I used to have a pair of Nike sandles that I really liked, and every now and then I would have a blowout, I had them for years. That's how I got into using Stick Fast, it was the best CA for those particular sandles.  The worst for those sandles was Gorilla CA, it wouldn't even bond for a second.


----------



## magpens (Apr 20, 2016)

So CA is the fixit of choice ... from head to toe !! :biggrin:


----------



## CREID (Apr 20, 2016)

magpens said:


> So CA is the fixit of choice ... from head to toe !! :biggrin:



Well there was that time when it wasn't fully cured when I stuck my tootsies in the sandal.:biggrin:


----------



## Hawkdave (Apr 20, 2016)

There are many uses for super glue (CA) and here is another one. It is for all the Luthiers out there that make and repair stringed instruments.

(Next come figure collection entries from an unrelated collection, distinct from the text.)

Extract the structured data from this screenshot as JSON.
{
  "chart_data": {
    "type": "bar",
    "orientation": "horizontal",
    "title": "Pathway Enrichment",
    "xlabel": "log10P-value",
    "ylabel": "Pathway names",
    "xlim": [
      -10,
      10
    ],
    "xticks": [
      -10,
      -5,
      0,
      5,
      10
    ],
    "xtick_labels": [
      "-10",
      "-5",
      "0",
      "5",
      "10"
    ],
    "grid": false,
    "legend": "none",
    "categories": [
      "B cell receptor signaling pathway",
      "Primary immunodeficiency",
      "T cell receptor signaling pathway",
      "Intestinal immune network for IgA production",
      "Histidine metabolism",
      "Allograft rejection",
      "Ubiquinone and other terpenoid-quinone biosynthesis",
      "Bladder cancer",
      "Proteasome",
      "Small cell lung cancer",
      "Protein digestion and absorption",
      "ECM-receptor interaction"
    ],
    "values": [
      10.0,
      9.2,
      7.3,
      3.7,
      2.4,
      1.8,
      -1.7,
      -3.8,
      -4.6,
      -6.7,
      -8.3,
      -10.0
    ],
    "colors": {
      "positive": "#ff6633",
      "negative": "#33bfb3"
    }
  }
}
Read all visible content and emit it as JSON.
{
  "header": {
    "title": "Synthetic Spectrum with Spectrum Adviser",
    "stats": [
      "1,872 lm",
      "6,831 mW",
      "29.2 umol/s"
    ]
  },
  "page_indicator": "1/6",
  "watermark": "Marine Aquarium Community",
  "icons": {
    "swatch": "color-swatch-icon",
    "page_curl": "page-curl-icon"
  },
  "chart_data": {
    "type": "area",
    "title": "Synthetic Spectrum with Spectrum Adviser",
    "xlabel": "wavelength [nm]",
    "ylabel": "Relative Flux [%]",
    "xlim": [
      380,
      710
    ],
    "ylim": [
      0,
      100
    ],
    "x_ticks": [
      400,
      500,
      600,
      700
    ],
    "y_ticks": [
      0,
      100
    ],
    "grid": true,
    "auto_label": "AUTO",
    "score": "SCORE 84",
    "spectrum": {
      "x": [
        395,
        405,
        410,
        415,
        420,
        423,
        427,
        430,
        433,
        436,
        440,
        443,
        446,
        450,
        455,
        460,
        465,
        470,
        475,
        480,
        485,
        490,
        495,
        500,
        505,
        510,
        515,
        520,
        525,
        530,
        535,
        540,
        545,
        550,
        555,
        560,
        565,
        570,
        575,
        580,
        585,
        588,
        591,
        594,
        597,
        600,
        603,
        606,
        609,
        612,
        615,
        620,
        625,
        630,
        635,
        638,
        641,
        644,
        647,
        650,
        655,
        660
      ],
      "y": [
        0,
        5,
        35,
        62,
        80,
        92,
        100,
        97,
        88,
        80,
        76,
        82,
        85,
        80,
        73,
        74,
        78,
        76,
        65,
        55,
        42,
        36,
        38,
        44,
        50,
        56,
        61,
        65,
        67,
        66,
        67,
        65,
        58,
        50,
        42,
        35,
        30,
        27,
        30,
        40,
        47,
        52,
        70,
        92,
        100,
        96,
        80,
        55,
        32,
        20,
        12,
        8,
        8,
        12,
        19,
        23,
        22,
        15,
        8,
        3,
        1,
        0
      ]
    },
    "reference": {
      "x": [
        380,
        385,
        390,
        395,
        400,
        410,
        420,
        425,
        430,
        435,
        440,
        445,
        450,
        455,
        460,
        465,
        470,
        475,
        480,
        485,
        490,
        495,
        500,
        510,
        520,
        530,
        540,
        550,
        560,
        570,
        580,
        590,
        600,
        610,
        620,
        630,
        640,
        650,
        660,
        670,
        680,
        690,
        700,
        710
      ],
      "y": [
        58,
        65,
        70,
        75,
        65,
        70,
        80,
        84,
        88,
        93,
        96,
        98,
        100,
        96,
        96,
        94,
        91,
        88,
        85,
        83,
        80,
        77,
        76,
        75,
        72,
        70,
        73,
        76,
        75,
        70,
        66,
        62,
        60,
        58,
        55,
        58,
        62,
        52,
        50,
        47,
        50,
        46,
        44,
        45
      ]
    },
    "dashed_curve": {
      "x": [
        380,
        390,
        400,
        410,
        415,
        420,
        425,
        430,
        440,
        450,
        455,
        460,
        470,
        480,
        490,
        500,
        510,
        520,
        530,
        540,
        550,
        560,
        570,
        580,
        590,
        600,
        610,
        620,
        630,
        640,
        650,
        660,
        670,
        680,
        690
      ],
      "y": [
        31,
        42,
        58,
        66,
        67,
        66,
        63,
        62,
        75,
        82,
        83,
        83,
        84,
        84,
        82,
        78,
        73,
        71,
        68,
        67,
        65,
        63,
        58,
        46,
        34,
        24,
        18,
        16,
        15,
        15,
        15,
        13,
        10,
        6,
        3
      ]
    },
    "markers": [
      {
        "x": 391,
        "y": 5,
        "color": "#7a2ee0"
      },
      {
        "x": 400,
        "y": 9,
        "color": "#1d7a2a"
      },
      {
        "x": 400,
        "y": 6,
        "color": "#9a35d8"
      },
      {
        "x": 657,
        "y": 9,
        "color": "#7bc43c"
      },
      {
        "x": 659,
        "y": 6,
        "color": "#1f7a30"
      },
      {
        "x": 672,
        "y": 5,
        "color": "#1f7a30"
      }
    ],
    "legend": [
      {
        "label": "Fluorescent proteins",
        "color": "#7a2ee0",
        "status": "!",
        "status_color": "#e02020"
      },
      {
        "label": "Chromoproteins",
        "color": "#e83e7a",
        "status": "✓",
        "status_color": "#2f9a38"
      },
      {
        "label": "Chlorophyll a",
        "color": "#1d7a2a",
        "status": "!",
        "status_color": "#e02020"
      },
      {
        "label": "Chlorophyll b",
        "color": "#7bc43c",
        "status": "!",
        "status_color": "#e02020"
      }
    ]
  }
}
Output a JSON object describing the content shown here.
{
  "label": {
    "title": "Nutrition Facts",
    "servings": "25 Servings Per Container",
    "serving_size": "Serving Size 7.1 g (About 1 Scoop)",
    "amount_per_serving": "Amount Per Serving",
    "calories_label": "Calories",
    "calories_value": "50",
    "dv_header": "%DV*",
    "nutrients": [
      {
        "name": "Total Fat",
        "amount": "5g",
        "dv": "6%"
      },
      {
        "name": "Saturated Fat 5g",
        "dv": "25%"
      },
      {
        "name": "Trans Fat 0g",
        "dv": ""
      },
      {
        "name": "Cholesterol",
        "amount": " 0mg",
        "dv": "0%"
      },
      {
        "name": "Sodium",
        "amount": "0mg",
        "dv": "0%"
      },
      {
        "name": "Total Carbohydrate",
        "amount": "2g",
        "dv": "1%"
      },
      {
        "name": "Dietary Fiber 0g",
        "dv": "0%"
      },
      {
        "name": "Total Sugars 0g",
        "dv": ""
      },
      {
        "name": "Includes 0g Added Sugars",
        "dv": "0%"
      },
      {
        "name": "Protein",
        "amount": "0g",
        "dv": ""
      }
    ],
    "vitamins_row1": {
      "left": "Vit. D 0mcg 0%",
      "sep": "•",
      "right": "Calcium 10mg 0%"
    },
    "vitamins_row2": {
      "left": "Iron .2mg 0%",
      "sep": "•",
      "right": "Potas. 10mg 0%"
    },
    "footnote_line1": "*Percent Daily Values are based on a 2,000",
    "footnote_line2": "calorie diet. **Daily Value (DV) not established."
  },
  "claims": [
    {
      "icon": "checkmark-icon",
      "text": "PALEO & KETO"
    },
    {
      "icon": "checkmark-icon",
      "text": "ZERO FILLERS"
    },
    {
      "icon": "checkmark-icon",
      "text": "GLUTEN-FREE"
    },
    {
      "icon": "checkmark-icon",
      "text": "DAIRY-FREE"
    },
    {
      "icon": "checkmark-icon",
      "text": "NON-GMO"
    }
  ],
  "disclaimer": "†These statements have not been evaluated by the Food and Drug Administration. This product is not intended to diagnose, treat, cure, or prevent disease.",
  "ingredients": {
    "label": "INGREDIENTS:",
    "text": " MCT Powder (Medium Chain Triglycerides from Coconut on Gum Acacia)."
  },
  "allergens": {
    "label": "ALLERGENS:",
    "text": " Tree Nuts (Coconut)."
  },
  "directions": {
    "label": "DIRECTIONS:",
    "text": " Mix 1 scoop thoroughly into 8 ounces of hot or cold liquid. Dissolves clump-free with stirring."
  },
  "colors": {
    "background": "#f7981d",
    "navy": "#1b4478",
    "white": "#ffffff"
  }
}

https://www.youtube.com/watch?v=slCMkvEfK_U


It is possible that this may be useful in pen turning.



Dave


----------



## csr67 (Apr 21, 2016)

I recently found a terrible use for CA glue.... I had a large 16 oz. bottle of medium CA sitting on a shelf above my lathe.  That shelf also holds two cordless tool charges, other CA bottles, tooling etc... Well the unopened large bottle of CA decided to self destruct and somehow the bottom cracked off.  This leaked the entire contents onto the shelf, thus firmly gluing everything in a large pool of dried CA.  I was able to break everything free to the shelf's slick melamine top, but what mess!


----------



## edicehouse (May 2, 2016)

Herb G said:


> I have an old straw hat I use for cutting grass, gardening, etc.
> It's probably 10 years old, & I wear it all the time when I'm out in the sun. I am on meds that don't mix with sunlight, especially on my face & neck.
> 
> Anyway, my hat has worn thin on the pinch on top where I grab it to put it on & take it off. The straw itself broke & started coming apart.
> ...


 
How dare you turn your back on Duct tape


----------



## JohnU (May 2, 2016)

magpens said:


> So CA is the fixit of choice ... from head to toe !! :biggrin:



I use it all the time gluing razor cuts shut.  I hoped to get better with razor blades over time but I still slip now and then and slice open a finger.  So I would definitely say "from head to toe". lol


----------



## Herb G (May 5, 2016)

edicehouse said:


> How dare you turn your back on Duct tape



Duct tape on a hat just doesn't cut it.


----------



## farmer (May 21, 2016)

*Old C A*

I use all of my old CA on all of my stacked leather projects .
Also on my slotted rings ...

And my fingers ...........................


----------



## knowltoh (May 21, 2016)

I had a problem with the skin cracking on the heel of my foot. Very difficult time getting it to heal and was very uncomfortable.  Used super glue to hold it together----problem solved.


----------